The film tells the story of a flight attendant's love for a brilliant but aloof physicist which transforms both their lives, but just as he realizes the depth of his feelings, her heroic sacrifice leaves him to face the world without her.

==Plot==
Flight attendant Natasha (Tatiana Doronina) first notices physicist Evdokimov (Alexander Lazarev) during a lecture at the Polytechnic Museum, where she is accompanied by her longtime friend Felix (Alexander Shirvindt). She is captivated by the confident young speaker, but her relationship with Felix soon falters. Later, while at a café before another flight, she unexpectedly encounters Evdokimov again, and they strike up a conversation. Evdokimov, an intellectual used to admiration and somewhat arrogant, is both intrigued and charmed by Natasha's presence. "You are the best girl in the USSR," he declares playfully, realizing her interest in him.
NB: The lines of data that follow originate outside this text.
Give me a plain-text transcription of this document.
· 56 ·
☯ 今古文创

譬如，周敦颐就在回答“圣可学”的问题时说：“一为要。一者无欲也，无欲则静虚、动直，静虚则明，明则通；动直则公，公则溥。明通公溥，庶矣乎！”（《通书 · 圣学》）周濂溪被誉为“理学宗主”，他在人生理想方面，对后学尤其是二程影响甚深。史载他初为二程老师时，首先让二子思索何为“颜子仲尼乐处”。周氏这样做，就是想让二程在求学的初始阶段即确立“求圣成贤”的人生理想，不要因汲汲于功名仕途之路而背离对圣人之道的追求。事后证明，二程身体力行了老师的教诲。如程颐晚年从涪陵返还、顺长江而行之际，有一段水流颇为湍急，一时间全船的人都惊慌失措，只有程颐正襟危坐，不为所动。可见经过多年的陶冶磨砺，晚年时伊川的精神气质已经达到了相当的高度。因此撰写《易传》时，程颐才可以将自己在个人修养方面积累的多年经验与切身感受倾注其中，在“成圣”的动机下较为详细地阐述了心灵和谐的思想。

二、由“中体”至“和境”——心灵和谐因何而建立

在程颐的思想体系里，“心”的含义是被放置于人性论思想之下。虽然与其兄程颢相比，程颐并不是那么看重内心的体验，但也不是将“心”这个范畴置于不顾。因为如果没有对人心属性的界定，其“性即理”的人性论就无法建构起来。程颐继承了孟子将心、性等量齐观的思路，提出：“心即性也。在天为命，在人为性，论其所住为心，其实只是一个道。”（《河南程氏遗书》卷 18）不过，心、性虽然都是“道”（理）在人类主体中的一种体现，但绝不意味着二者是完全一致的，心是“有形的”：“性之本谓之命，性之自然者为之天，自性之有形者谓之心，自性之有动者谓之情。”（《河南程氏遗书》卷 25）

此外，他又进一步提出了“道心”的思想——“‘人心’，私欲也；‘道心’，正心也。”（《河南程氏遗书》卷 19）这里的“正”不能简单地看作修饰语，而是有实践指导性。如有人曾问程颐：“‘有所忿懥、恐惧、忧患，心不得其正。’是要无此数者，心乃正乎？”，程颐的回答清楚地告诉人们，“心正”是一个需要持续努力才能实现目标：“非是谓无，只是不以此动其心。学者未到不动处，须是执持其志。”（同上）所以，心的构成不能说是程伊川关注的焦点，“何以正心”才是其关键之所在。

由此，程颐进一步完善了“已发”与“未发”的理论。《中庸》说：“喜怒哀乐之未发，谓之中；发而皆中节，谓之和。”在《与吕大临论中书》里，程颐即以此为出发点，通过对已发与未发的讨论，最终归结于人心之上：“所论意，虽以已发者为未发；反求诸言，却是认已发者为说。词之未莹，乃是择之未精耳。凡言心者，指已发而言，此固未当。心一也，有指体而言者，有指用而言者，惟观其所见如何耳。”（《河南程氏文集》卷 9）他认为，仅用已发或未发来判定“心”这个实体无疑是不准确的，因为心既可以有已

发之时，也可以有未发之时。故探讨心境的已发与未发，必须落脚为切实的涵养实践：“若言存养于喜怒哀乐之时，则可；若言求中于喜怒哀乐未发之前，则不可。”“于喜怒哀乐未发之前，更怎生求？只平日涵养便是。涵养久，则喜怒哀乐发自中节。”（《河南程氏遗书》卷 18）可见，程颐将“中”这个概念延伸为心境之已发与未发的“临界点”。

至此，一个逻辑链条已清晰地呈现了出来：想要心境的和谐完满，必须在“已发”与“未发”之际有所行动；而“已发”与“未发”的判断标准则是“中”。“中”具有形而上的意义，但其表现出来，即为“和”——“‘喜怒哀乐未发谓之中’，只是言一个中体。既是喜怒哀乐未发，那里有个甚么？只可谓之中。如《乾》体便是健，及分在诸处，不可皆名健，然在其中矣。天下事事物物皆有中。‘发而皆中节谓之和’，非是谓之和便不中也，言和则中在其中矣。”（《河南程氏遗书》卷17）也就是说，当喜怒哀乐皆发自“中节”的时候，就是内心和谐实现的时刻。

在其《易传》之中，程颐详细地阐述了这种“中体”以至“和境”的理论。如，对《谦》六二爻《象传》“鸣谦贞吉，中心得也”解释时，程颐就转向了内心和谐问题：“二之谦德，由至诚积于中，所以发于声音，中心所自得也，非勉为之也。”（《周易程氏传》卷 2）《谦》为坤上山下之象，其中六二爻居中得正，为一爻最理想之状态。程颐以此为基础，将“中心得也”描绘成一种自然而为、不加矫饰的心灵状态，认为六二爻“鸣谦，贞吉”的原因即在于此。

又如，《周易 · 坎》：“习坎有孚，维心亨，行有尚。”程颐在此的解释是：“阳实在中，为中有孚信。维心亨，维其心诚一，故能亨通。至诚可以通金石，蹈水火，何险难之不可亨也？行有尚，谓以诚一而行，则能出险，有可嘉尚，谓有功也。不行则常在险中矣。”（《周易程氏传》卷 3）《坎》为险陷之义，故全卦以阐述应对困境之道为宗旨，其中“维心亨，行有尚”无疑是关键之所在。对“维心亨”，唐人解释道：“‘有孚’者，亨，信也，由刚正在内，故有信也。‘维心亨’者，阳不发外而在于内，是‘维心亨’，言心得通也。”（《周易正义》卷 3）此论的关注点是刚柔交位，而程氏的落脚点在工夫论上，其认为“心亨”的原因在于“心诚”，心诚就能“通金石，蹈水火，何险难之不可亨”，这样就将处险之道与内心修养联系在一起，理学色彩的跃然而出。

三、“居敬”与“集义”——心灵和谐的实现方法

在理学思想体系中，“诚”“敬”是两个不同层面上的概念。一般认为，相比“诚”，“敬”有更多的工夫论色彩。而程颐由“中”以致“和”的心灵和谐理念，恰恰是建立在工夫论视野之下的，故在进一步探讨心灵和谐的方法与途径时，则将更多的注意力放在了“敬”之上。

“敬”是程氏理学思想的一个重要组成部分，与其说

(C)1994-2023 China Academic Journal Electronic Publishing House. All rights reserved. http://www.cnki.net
After their second meeting, they spend the night together, during which Natasha confesses her love for him. Evdokimov reacts with cold detachment, failing to grasp the sincerity and vulnerability behind her words. The next morning, he casually arranges another meeting, only to find a note after her departure: "We won’t meet again." However, both of them show up later that day at the agreed location, marking the start of a complicated romance. Despite their differences in temperament and interests, Natasha's deep affection for Evdokimov prevails, and over time, he discovers his own growing feelings for her. As his scientific experiment approaches its most dangerous phase, Evdokimov departs on a work trip while Natasha continues her usual flight routes. When Evdokimov achieves a groundbreaking discovery, he eagerly anticipates sharing the news with Natasha. For the first time, he brings flowers to their meeting, only to learn that Natasha has died heroically in a plane fire while saving passengers.

== Cast ==
- Tatyana Doronina as Natasha Aleksandrova
- Alexander Lazarev as Elektron Yevdokimov
- Oleg Yefremov as Lev Kartsev
- Yelena Korolyova as Ira
- Aleksandr Shirvindt as Feliks Toptygin
- Vladimir Komratov as Vladik
- Sergey Chistyakov as Yevgeny Dal
- Yevgeny Karelskikh as restaurant host
- Nikolay Merzlikin as young man at night stop
- Zhanna Vladimirskaya as Maya
- Zinovy Vysokovsky as Pyotr Galperin

==Reaction==
Natanson's film takes 135th place in the list of the highest grossing Soviet films with 36.7 million viewers.

===Critical response===
Film critic Vsevolod Revich noted in his review:
This is a film about people who can and are able to deeply and strongly experience, and therefore, about happy people: despite the fact that there are tears, an unrequited feeling, and tragedy in it.